Hi everyone

I suffer really bad health anxiety and have done for many years, in honesty it started way back when I was around 8 or 9 years old. I have noticed that the trigger for my Health Anxiety is when a death within the family occurs, at least that is what I think it is.

Anyway I am that bad that I hate with a passion going to a doctor for anything, I am a major Cancer phobic, so regardless of what issue I may be having I always avoid going to see the GP for fear of the worst. This also applies with smear tests. The test itself is not the issue, its the results that are.

I went 9 years before having one done and convinced myself that I had Cervical Cancer I went in the end because I was having abnormal bleeding, periods all over the place, so bit the bullet and went for it, the smear came back clear, and the relief was immense.

I was then put on Citalopram, and I LOVE these, they may not agree with all, but they really did help me. I was on these for nearly 9 years.

Anyway time goes on, it is now 6 years since my last smear, and low and behold I am having longer periods (normally 5 days, now lasting 11) if I include the spotting before it finally finishes. My moods are all over the place, angry, crying I am literally up and down like a yo-yo, and sleep is impossible, I am not sleeping until at least 4am.
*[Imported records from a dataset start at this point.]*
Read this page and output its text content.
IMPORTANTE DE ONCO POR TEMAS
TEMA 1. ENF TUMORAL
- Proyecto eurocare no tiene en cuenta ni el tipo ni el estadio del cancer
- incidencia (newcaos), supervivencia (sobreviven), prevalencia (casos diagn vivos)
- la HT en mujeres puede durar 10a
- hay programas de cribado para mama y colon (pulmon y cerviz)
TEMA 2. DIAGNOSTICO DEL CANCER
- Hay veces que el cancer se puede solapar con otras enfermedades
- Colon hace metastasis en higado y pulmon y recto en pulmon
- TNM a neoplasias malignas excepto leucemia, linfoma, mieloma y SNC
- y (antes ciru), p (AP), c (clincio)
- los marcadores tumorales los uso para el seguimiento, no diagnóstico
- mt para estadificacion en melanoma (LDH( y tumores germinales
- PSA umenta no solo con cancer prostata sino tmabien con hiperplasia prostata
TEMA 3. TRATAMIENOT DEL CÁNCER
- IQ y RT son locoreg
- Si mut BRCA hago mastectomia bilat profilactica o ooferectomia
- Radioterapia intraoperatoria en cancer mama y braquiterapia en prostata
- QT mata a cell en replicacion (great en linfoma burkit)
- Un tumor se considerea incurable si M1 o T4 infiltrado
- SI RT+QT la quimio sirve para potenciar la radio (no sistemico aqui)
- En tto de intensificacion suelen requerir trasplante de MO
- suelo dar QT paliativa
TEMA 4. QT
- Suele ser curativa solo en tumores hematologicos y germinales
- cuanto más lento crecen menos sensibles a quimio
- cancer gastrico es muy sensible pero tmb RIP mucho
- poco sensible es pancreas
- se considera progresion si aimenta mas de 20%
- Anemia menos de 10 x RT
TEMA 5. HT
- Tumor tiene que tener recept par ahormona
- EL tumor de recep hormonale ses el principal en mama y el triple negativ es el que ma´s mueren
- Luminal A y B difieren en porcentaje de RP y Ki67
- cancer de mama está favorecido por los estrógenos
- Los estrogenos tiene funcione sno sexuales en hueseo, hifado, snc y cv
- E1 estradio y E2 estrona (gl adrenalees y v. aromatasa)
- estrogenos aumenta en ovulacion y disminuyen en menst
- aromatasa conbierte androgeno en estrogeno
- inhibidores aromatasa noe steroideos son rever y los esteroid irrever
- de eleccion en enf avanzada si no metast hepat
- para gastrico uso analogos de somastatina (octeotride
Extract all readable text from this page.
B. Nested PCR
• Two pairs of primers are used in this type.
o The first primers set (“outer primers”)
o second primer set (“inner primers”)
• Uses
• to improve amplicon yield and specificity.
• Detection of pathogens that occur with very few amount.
My breasts are so tender (something I have never suffered from even when due for a period) and this has been going on now for 10 months, so I finally decided this is stupid and went to the doctors.

I had a smear test done yesterday which I am proud of myself for doing, the doctors couldnt get me in till next week, so I went to the family planning and got it done earlier.
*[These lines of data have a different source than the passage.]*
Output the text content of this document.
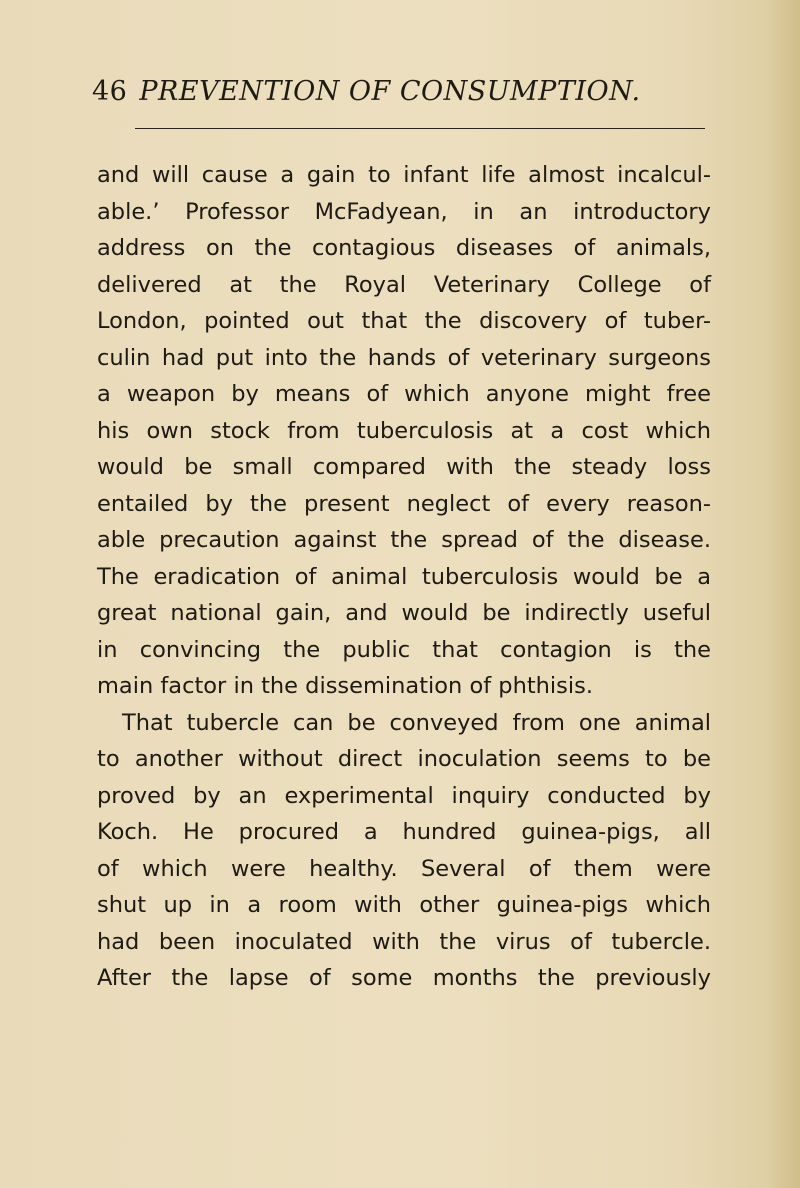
46 PREVENTION OF CONSUMPTION.
and will cause a gain to infant life almost incalcul-
able.’ Professor McFadyean, in an introductory
address on the contagious diseases of animals,
delivered at the Royal Veterinary College of
London, pointed out that the discovery of tuber-
culin had put into the hands of veterinary surgeons
a weapon by means of which anyone might free
his own stock from tuberculosis at a cost which
would be small compared with the steady loss
entailed by the present neglect of every reason-
able precaution against the spread of the disease.
The eradication of animal tuberculosis would be a
great national gain, and would be indirectly useful
in convincing the public that contagion is the
main factor in the dissemination of phthisis.
That tubercle can be conveyed from one animal
to another without direct inoculation seems to be
proved by an experimental inquiry conducted by
Koch. He procured a hundred guinea-pigs, all
of which were healthy. Several of them were
shut up in a room with other guinea-pigs which
had been inoculated with the virus of tubercle.
After the lapse of some months the previously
I am also having blood tests to check for hypothyroidism, as the doctor thinks thats worth checking out.

I got myself into such a state over it all now that I have convinced myself that I have invasive Cervical Cancer, even though it could easily be hormone related or even perimenopause.

Not looking for any kind of diagnosis from anyone here, just wondered if anyone else been in the same or similar position.
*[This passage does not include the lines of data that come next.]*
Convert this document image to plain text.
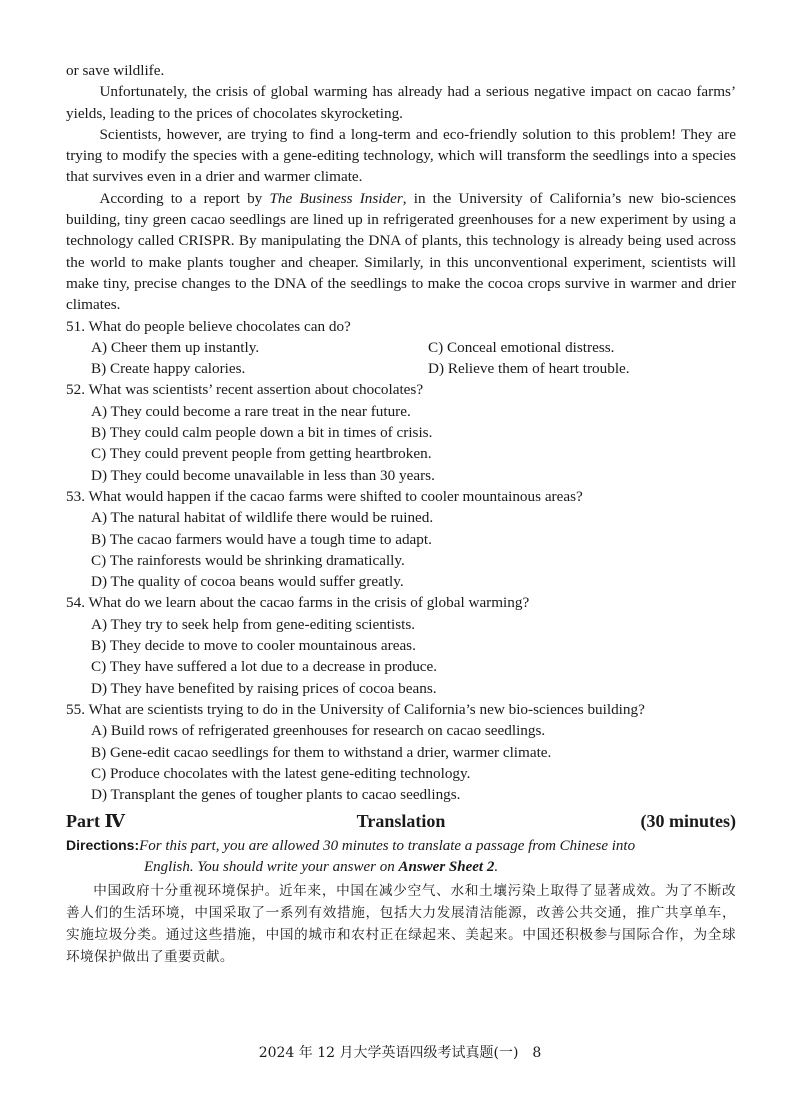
or save wildlife.

Unfortunately, the crisis of global warming has already had a serious negative impact on cacao farms’ yields, leading to the prices of chocolates skyrocketing.

Scientists, however, are trying to find a long-term and eco-friendly solution to this problem! They are trying to modify the species with a gene-editing technology, which will transform the seedlings into a species that survives even in a drier and warmer climate.

According to a report by The Business Insider, in the University of California’s new bio-sciences building, tiny green cacao seedlings are lined up in refrigerated greenhouses for a new experiment by using a technology called CRISPR. By manipulating the DNA of plants, this technology is already being used across the world to make plants tougher and cheaper. Similarly, in this unconventional experiment, scientists will make tiny, precise changes to the DNA of the seedlings to make the cocoa crops survive in warmer and drier climates.

51. What do people believe chocolates can do?

A) Cheer them up instantly.	C) Conceal emotional distress.

B) Create happy calories.	D) Relieve them of heart trouble.

52. What was scientists’ recent assertion about chocolates?

A) They could become a rare treat in the near future.

B) They could calm people down a bit in times of crisis.

C) They could prevent people from getting heartbroken.

D) They could become unavailable in less than 30 years.

53. What would happen if the cacao farms were shifted to cooler mountainous areas?

A) The natural habitat of wildlife there would be ruined.

B) The cacao farmers would have a tough time to adapt.

C) The rainforests would be shrinking dramatically.

D) The quality of cocoa beans would suffer greatly.

54. What do we learn about the cacao farms in the crisis of global warming?

A) They try to seek help from gene-editing scientists.

B) They decide to move to cooler mountainous areas.

C) They have suffered a lot due to a decrease in produce.

D) They have benefited by raising prices of cocoa beans.

55. What are scientists trying to do in the University of California’s new bio-sciences building?

A) Build rows of refrigerated greenhouses for research on cacao seedlings.

B) Gene-edit cacao seedlings for them to withstand a drier, warmer climate.

C) Produce chocolates with the latest gene-editing technology.

D) Transplant the genes of tougher plants to cacao seedlings.

Part Ⅳ	Translation	(30 minutes)

Directions:For this part, you are allowed 30 minutes to translate a passage from Chinese into
English. You should write your answer on Answer Sheet 2.

中国政府十分重视环境保护。近年来，中国在减少空气、水和土壤污染上取得了显著成效。为了不断改善人们的生活环境，中国采取了一系列有效措施，包括大力发展清洁能源，改善公共交通，推广共享单车，实施垃圾分类。通过这些措施，中国的城市和农村正在绿起来、美起来。中国还积极参与国际合作，为全球环境保护做出了重要贡献。

2024 年 12 月大学英语四级考试真题(一)　8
I asked while having the smear done if it looked ok up there LOL and she said it looked fine, after using Google (I know, I know) I do know that if I had invasive cervical cancer that had started to spread that it would have been visible to her naked eye, the fact that she said it looks fine should offer reassurance, but of course with HA it doesnt, and have the dreaded two week wait now for results.

I am on the brink of driving my husband mad I think, I feel so sorry for him putting up with my constant, "do you think I have cancer" etc etc, I am even driving myself nuts LOL.

I really need to get myself back on some sort of medication for the Anxiety, this I realise now, silly me thought I could take it on by myself, but I am going to ring the gp and see if she can prescribe me something.